# New to HO Trains



## eb5775 (Jan 22, 2013)

I'm wondering about mixing and matching different brands of HO trains. I have a Holiday Rails from Life-Like. Are there other makes and models that will work with the set I have? 
New to this and loving it!


----------



## cv_acr (Oct 28, 2011)

Pretty much any brands of cars and engines should be compatible with each other, although older cheaper stuff (especially if you pick up secondhand stuff) may have older style couplers. There's two main types of couplers, and these are NOT compatible with each other, but couplers can usually be replaced with varying degrees of difficulty.


----------



## eb5775 (Jan 22, 2013)

Thanks Chris!


----------



## cv_acr (Oct 28, 2011)

Note that different models of engines from different manufacturers may run at different speeds due to different motors, gearing or electronics, so if you want to run multiple engines together at the head of a train on a simple analogue DC power, it will work better to have similar engines from the same manufacturer.

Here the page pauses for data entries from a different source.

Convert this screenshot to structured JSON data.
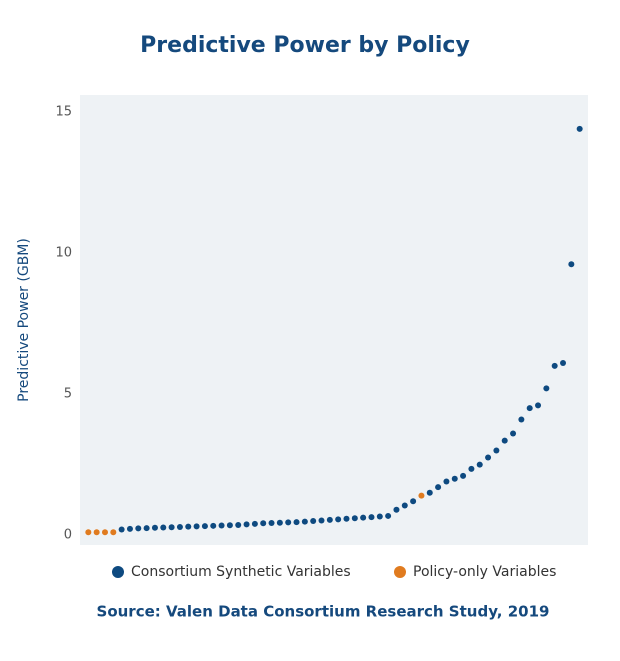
{
  "chart_data": {
    "type": "scatter",
    "title": "Predictive Power by Policy",
    "y_label": "Predictive Power (GBM)",
    "source": "Source: Valen Data Consortium Research Study, 2019",
    "xlim": [
      0,
      61
    ],
    "ylim": [
      -0.35,
      15.6
    ],
    "yticks": [
      0,
      5,
      10,
      15
    ],
    "grid": false,
    "series": [
      {
        "name": "Consortium Synthetic Variables",
        "color": "#0e4a80",
        "x": [
          5,
          6,
          7,
          8,
          9,
          10,
          11,
          12,
          13,
          14,
          15,
          16,
          17,
          18,
          19,
          20,
          21,
          22,
          23,
          24,
          25,
          26,
          27,
          28,
          29,
          30,
          31,
          32,
          33,
          34,
          35,
          36,
          37,
          38,
          39,
          40,
          42,
          43,
          44,
          45,
          46,
          47,
          48,
          49,
          50,
          51,
          52,
          53,
          54,
          55,
          56,
          57,
          58,
          59,
          60
        ],
        "values": [
          0.2,
          0.22,
          0.24,
          0.25,
          0.26,
          0.27,
          0.28,
          0.29,
          0.3,
          0.31,
          0.32,
          0.33,
          0.34,
          0.35,
          0.36,
          0.38,
          0.4,
          0.42,
          0.43,
          0.44,
          0.45,
          0.46,
          0.48,
          0.5,
          0.52,
          0.54,
          0.56,
          0.58,
          0.6,
          0.62,
          0.64,
          0.66,
          0.68,
          0.9,
          1.05,
          1.2,
          1.5,
          1.7,
          1.9,
          2.0,
          2.1,
          2.35,
          2.5,
          2.75,
          3.0,
          3.35,
          3.6,
          4.1,
          4.5,
          4.6,
          5.2,
          6.0,
          6.1,
          9.6,
          14.4
        ]
      },
      {
        "name": "Policy-only Variables",
        "color": "#e07b1f",
        "x": [
          1,
          2,
          3,
          4,
          41
        ],
        "values": [
          0.1,
          0.1,
          0.1,
          0.1,
          1.4
        ]
      }
    ]
  }
}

Using DCC there's more tweaking you can do to speed curves in the decoder (basically telling the electronics how much actual power to provide to the motor at each particular throttle position) but that's more advanced stuff.


----------



## MarkVIIIMarc (Oct 19, 2012)

I have code 100 track so I have not experienced this but I heard the old cookie cutter wheels are not great on code 83 track


----------